J'opterais pour un fonds d'actions américaines offrant de bons dividendes. Certaines actions offrent un rendement qui est plus attrayant que les obligations dont les taux sont très déprimés. Les États-Unis restent un marché plus défensif. Si jamais la crise s'accentue en Europe, il y aura un mouvement vers les valeurs refuges, ce qui pourrait faire grimper le dollar américain.

Si les gens veulent se protéger encore plus, l'or est une bonne façon de le faire, même si c'est très onéreux à 1700$US l'once.

Pour diversifier davantage, j'irais vers un fonds d'obligations de sociétés, et peut-être même vers un fonds d'obligations à rendement élevé qui offre un rendement à maturité de 8%. Nous voyons aussi d'un très bon oeil les obligations des pays émergents.

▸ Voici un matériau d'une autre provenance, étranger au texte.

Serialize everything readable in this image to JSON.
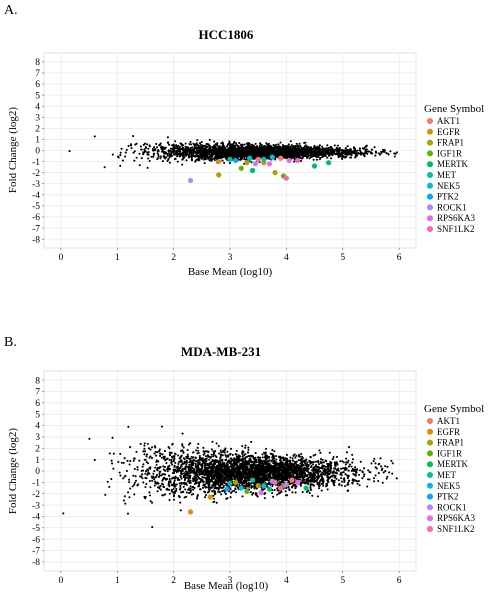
{
  "panels": [
    {
      "letter": "A.",
      "chart_data": {
        "type": "scatter",
        "title": "HCC1806",
        "xlabel": "Base Mean (log10)",
        "ylabel": "Fold Change (log2)",
        "xlim": [
          -0.3,
          6.3
        ],
        "ylim": [
          -8.8,
          8.8
        ],
        "x_ticks": [
          "0",
          "1",
          "2",
          "3",
          "4",
          "5",
          "6"
        ],
        "y_ticks": [
          "8",
          "7",
          "6",
          "5",
          "4",
          "3",
          "2",
          "1",
          "0",
          "-1",
          "-2",
          "-3",
          "-4",
          "-5",
          "-6",
          "-7",
          "-8"
        ],
        "grid": true,
        "background_points": {
          "count": 3200,
          "center_x": 3.45,
          "spread_x": 0.85,
          "y_spread_factor": 0.45
        },
        "legend": {
          "title": "Gene Symbol",
          "position": "right",
          "entries": [
            "AKT1",
            "EGFR",
            "FRAP1",
            "IGF1R",
            "MERTK",
            "MET",
            "NEK5",
            "PTK2",
            "ROCK1",
            "RPS6KA3",
            "SNF1LK2"
          ]
        },
        "highlighted": [
          {
            "gene": "AKT1",
            "points": [
              [
                3.5,
                -0.8
              ],
              [
                3.9,
                -0.7
              ]
            ]
          },
          {
            "gene": "EGFR",
            "points": [
              [
                2.8,
                -1.0
              ],
              [
                3.6,
                -1.1
              ]
            ]
          },
          {
            "gene": "FRAP1",
            "points": [
              [
                3.3,
                -1.1
              ],
              [
                3.8,
                -2.0
              ],
              [
                2.8,
                -2.2
              ]
            ]
          },
          {
            "gene": "IGF1R",
            "points": [
              [
                3.2,
                -1.6
              ],
              [
                3.95,
                -2.3
              ]
            ]
          },
          {
            "gene": "MERTK",
            "points": [
              [
                4.5,
                -1.4
              ],
              [
                4.75,
                -1.1
              ],
              [
                3.4,
                -1.8
              ]
            ]
          },
          {
            "gene": "MET",
            "points": [
              [
                3.6,
                -0.8
              ],
              [
                3.0,
                -0.8
              ]
            ]
          },
          {
            "gene": "NEK5",
            "points": [
              [
                3.35,
                -0.7
              ],
              [
                3.75,
                -0.6
              ]
            ]
          },
          {
            "gene": "PTK2",
            "points": [
              [
                3.1,
                -0.9
              ]
            ]
          },
          {
            "gene": "ROCK1",
            "points": [
              [
                2.3,
                -2.7
              ],
              [
                3.45,
                -1.2
              ]
            ]
          },
          {
            "gene": "RPS6KA3",
            "points": [
              [
                4.05,
                -0.9
              ],
              [
                3.7,
                -1.2
              ]
            ]
          },
          {
            "gene": "SNF1LK2",
            "points": [
              [
                4.0,
                -2.5
              ],
              [
                4.2,
                -0.9
              ]
            ]
          }
        ]
      }
    },
    {
      "letter": "B.",
      "chart_data": {
        "type": "scatter",
        "title": "MDA-MB-231",
        "xlabel": "Base Mean (log10)",
        "ylabel": "Fold Change (log2)",
        "xlim": [
          -0.3,
          6.3
        ],
        "ylim": [
          -8.8,
          8.8
        ],
        "x_ticks": [
          "0",
          "1",
          "2",
          "3",
          "4",
          "5",
          "6"
        ],
        "y_ticks": [
          "8",
          "7",
          "6",
          "5",
          "4",
          "3",
          "2",
          "1",
          "0",
          "-1",
          "-2",
          "-3",
          "-4",
          "-5",
          "-6",
          "-7",
          "-8"
        ],
        "grid": true,
        "background_points": {
          "count": 3500,
          "center_x": 3.35,
          "spread_x": 0.9,
          "y_spread_factor": 1.15
        },
        "legend": {
          "title": "Gene Symbol",
          "position": "right",
          "entries": [
            "AKT1",
            "EGFR",
            "FRAP1",
            "IGF1R",
            "MERTK",
            "MET",
            "NEK5",
            "PTK2",
            "ROCK1",
            "RPS6KA3",
            "SNF1LK2"
          ]
        },
        "highlighted": [
          {
            "gene": "AKT1",
            "points": [
              [
                3.8,
                -1.0
              ],
              [
                4.1,
                -0.8
              ]
            ]
          },
          {
            "gene": "EGFR",
            "points": [
              [
                2.3,
                -3.6
              ],
              [
                2.65,
                -2.3
              ]
            ]
          },
          {
            "gene": "FRAP1",
            "points": [
              [
                3.5,
                -1.3
              ],
              [
                3.1,
                -1.0
              ]
            ]
          },
          {
            "gene": "IGF1R",
            "points": [
              [
                3.3,
                -1.8
              ],
              [
                3.95,
                -1.3
              ]
            ]
          },
          {
            "gene": "MERTK",
            "points": [
              [
                4.35,
                -1.5
              ],
              [
                3.7,
                -1.6
              ]
            ]
          },
          {
            "gene": "MET",
            "points": [
              [
                3.4,
                -0.8
              ],
              [
                3.0,
                -1.1
              ]
            ]
          },
          {
            "gene": "NEK5",
            "points": [
              [
                3.6,
                -1.3
              ],
              [
                3.2,
                -1.5
              ]
            ]
          },
          {
            "gene": "PTK2",
            "points": [
              [
                2.95,
                -1.6
              ]
            ]
          },
          {
            "gene": "ROCK1",
            "points": [
              [
                3.75,
                -0.9
              ],
              [
                4.0,
                -1.2
              ]
            ]
          },
          {
            "gene": "RPS6KA3",
            "points": [
              [
                3.55,
                -1.9
              ],
              [
                4.2,
                -1.0
              ]
            ]
          },
          {
            "gene": "SNF1LK2",
            "points": [
              [
                3.9,
                -1.5
              ]
            ]
          }
        ]
      }
    }
  ],
  "colors": {
    "AKT1": "#F8766D",
    "EGFR": "#DB8E00",
    "FRAP1": "#AEA200",
    "IGF1R": "#64B200",
    "MERTK": "#00BD5C",
    "MET": "#00C1A7",
    "NEK5": "#00BADE",
    "PTK2": "#00A6FF",
    "ROCK1": "#B385FF",
    "RPS6KA3": "#EF67EB",
    "SNF1LK2": "#FF63B6",
    "point": "#000000",
    "grid": "#e4e4e4",
    "panel_bg": "#ffffff",
    "axis": "#555555"
  }
}
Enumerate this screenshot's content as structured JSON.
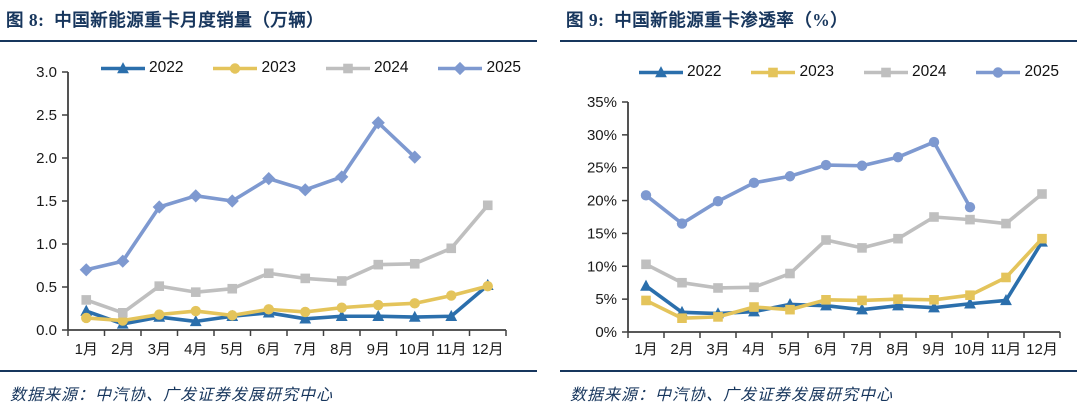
{
  "colors": {
    "title_navy": "#17365D",
    "axis": "#404040",
    "label": "#1a1a1a",
    "series_2022": "#2B6FAC",
    "series_2023": "#E4C45B",
    "series_2024": "#BFBFBF",
    "series_2025": "#7E99D0"
  },
  "chart_data": [
    {
      "type": "line",
      "figure_title": "图 8:  中国新能源重卡月度销量（万辆）",
      "source": "数据来源：中汽协、广发证券发展研究中心",
      "categories": [
        "1月",
        "2月",
        "3月",
        "4月",
        "5月",
        "6月",
        "7月",
        "8月",
        "9月",
        "10月",
        "11月",
        "12月"
      ],
      "ylim": [
        0,
        3
      ],
      "ytick_values": [
        0,
        0.5,
        1,
        1.5,
        2,
        2.5,
        3
      ],
      "ytick_labels": [
        "0.0",
        "0.5",
        "1.0",
        "1.5",
        "2.0",
        "2.5",
        "3.0"
      ],
      "grid": false,
      "legend_position": "top",
      "series": [
        {
          "name": "2022",
          "color": "#2B6FAC",
          "marker": "triangle",
          "values": [
            0.22,
            0.07,
            0.15,
            0.1,
            0.16,
            0.2,
            0.13,
            0.16,
            0.16,
            0.15,
            0.16,
            0.52
          ]
        },
        {
          "name": "2023",
          "color": "#E4C45B",
          "marker": "circle",
          "values": [
            0.14,
            0.11,
            0.18,
            0.22,
            0.17,
            0.24,
            0.21,
            0.26,
            0.29,
            0.31,
            0.4,
            0.51
          ]
        },
        {
          "name": "2024",
          "color": "#BFBFBF",
          "marker": "square",
          "values": [
            0.35,
            0.2,
            0.51,
            0.44,
            0.48,
            0.66,
            0.6,
            0.57,
            0.76,
            0.77,
            0.95,
            1.45
          ]
        },
        {
          "name": "2025",
          "color": "#7E99D0",
          "marker": "diamond",
          "values": [
            0.7,
            0.8,
            1.43,
            1.56,
            1.5,
            1.76,
            1.63,
            1.78,
            2.41,
            2.01
          ]
        }
      ]
    },
    {
      "type": "line",
      "figure_title": "图 9:  中国新能源重卡渗透率（%）",
      "source": "数据来源：中汽协、广发证券发展研究中心",
      "categories": [
        "1月",
        "2月",
        "3月",
        "4月",
        "5月",
        "6月",
        "7月",
        "8月",
        "9月",
        "10月",
        "11月",
        "12月"
      ],
      "ylim": [
        0,
        35
      ],
      "ytick_values": [
        0,
        5,
        10,
        15,
        20,
        25,
        30,
        35
      ],
      "ytick_labels": [
        "0%",
        "5%",
        "10%",
        "15%",
        "20%",
        "25%",
        "30%",
        "35%"
      ],
      "grid": false,
      "legend_position": "top",
      "series": [
        {
          "name": "2022",
          "color": "#2B6FAC",
          "marker": "triangle",
          "values": [
            7.0,
            3.0,
            2.8,
            3.1,
            4.2,
            4.0,
            3.4,
            4.0,
            3.7,
            4.3,
            4.8,
            13.7
          ]
        },
        {
          "name": "2023",
          "color": "#E4C45B",
          "marker": "square",
          "values": [
            4.8,
            2.1,
            2.3,
            3.8,
            3.4,
            4.9,
            4.8,
            5.0,
            4.9,
            5.6,
            8.3,
            14.2
          ]
        },
        {
          "name": "2024",
          "color": "#BFBFBF",
          "marker": "square",
          "values": [
            10.3,
            7.5,
            6.7,
            6.8,
            8.9,
            14.0,
            12.8,
            14.2,
            17.5,
            17.1,
            16.5,
            21.0
          ]
        },
        {
          "name": "2025",
          "color": "#7E99D0",
          "marker": "circle",
          "values": [
            20.8,
            16.5,
            19.9,
            22.7,
            23.7,
            25.4,
            25.3,
            26.6,
            28.9,
            19.0
          ]
        }
      ]
    }
  ]
}
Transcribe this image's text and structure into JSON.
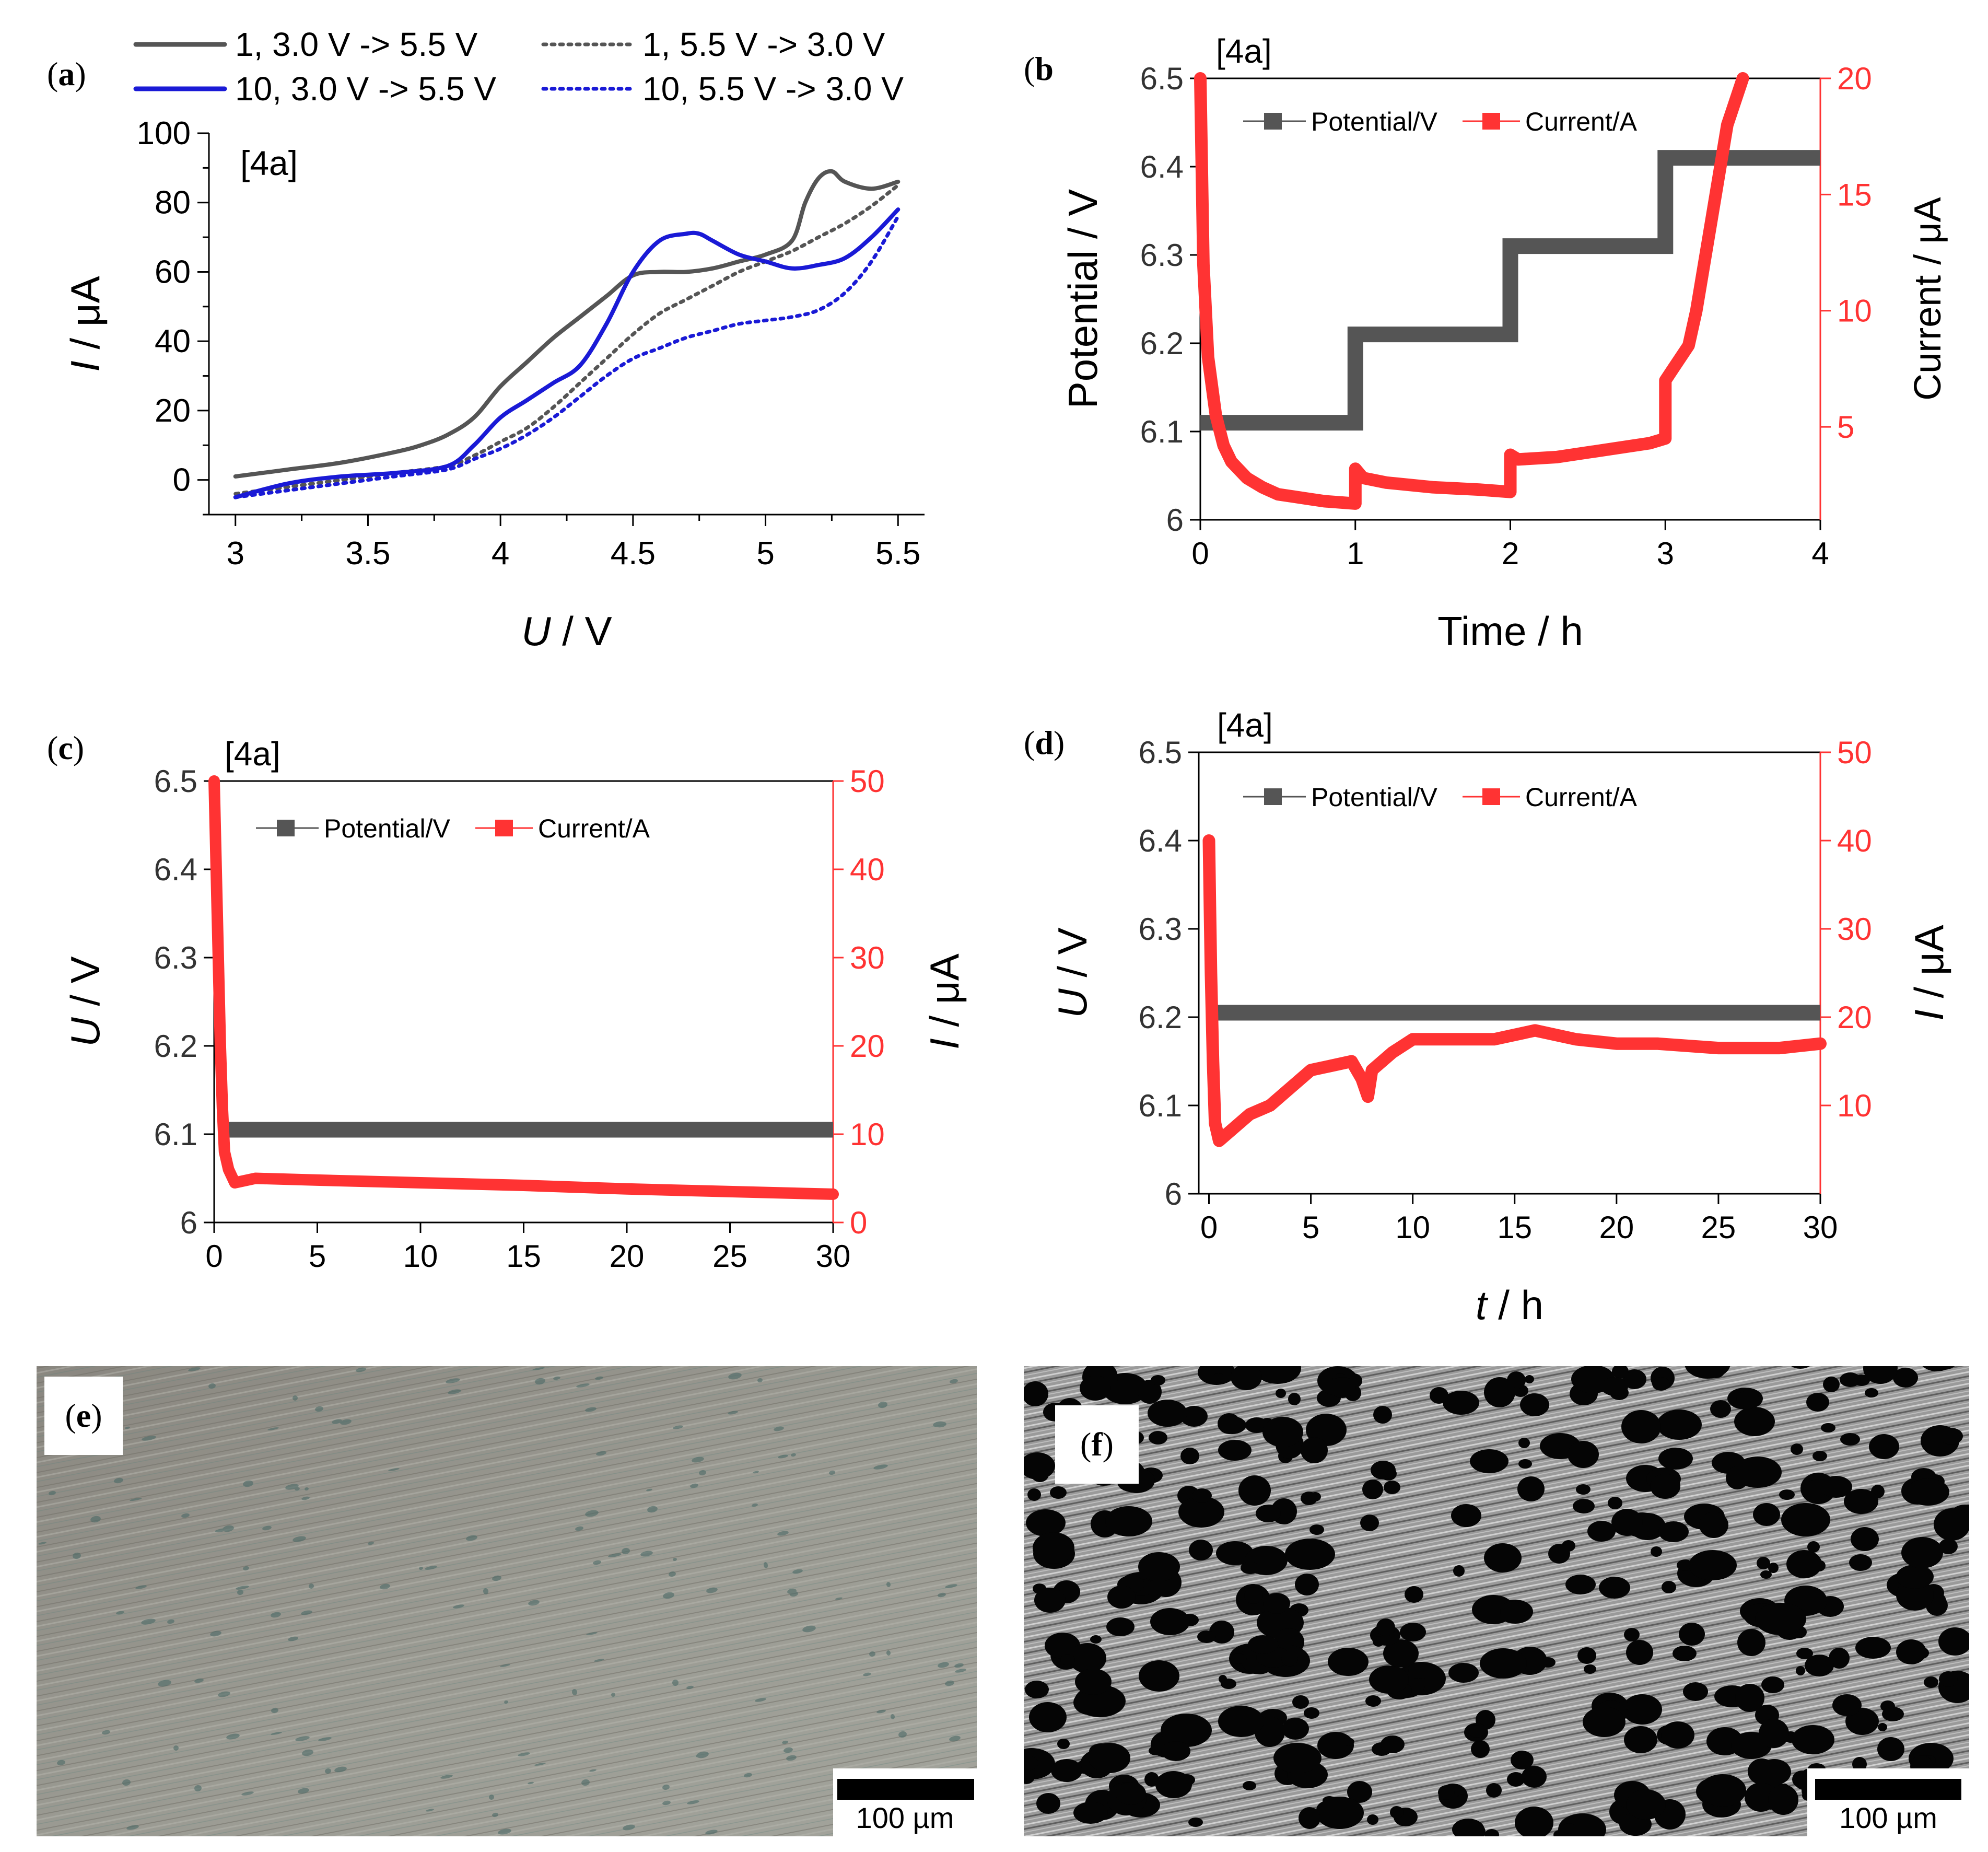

Quel placement évitez-vous à tout prix?

Je me tiendrais loin des obligations gouvernementales européennes. Je ne pense pas que l'Italie en vienne à faire défaut, mais il y a une possibilité que cela se produise. Il faut éviter ces placements-là. Les gens qui ont essayé de profiter des taux élevés en Grèce, en croyant qu'il y aurait une résolution, ont perdu beaucoup : ça s'est terminé avec un défaut de 50%.

Qu'est-ce que les marchés sous-estiment le plus présentement?

Je pense que les investisseurs sous-estiment le potentiel de rebond de la Chine. Afin d'éviter une poussée inflationniste, le gouvernement chinois a pris des mesures pour ralentir la croissance. Dès que l'inflation montrera des signes de fléchissement convaincants, la Banque centrale et le gouvernement vont être là pour s'assurer que la locomotive chinoise continue d'avancer. À ce moment, le rebond potentiel de la Bourse chinoise pourrait bien s'avérer, à l'instar de la fin de 2008, un précieux indicateur avancé.

Après avoir été stratège économique chez Desjardins pendant 10 ans, Martin Lefebvre s'est joint à Natcan en 2010 où il est vice-président, Répartition de l'actif. Gestion de portefeuille Natcan est une filiale de la Banque Nationale qui compte près de 25 milliards d'actifs sous gestion.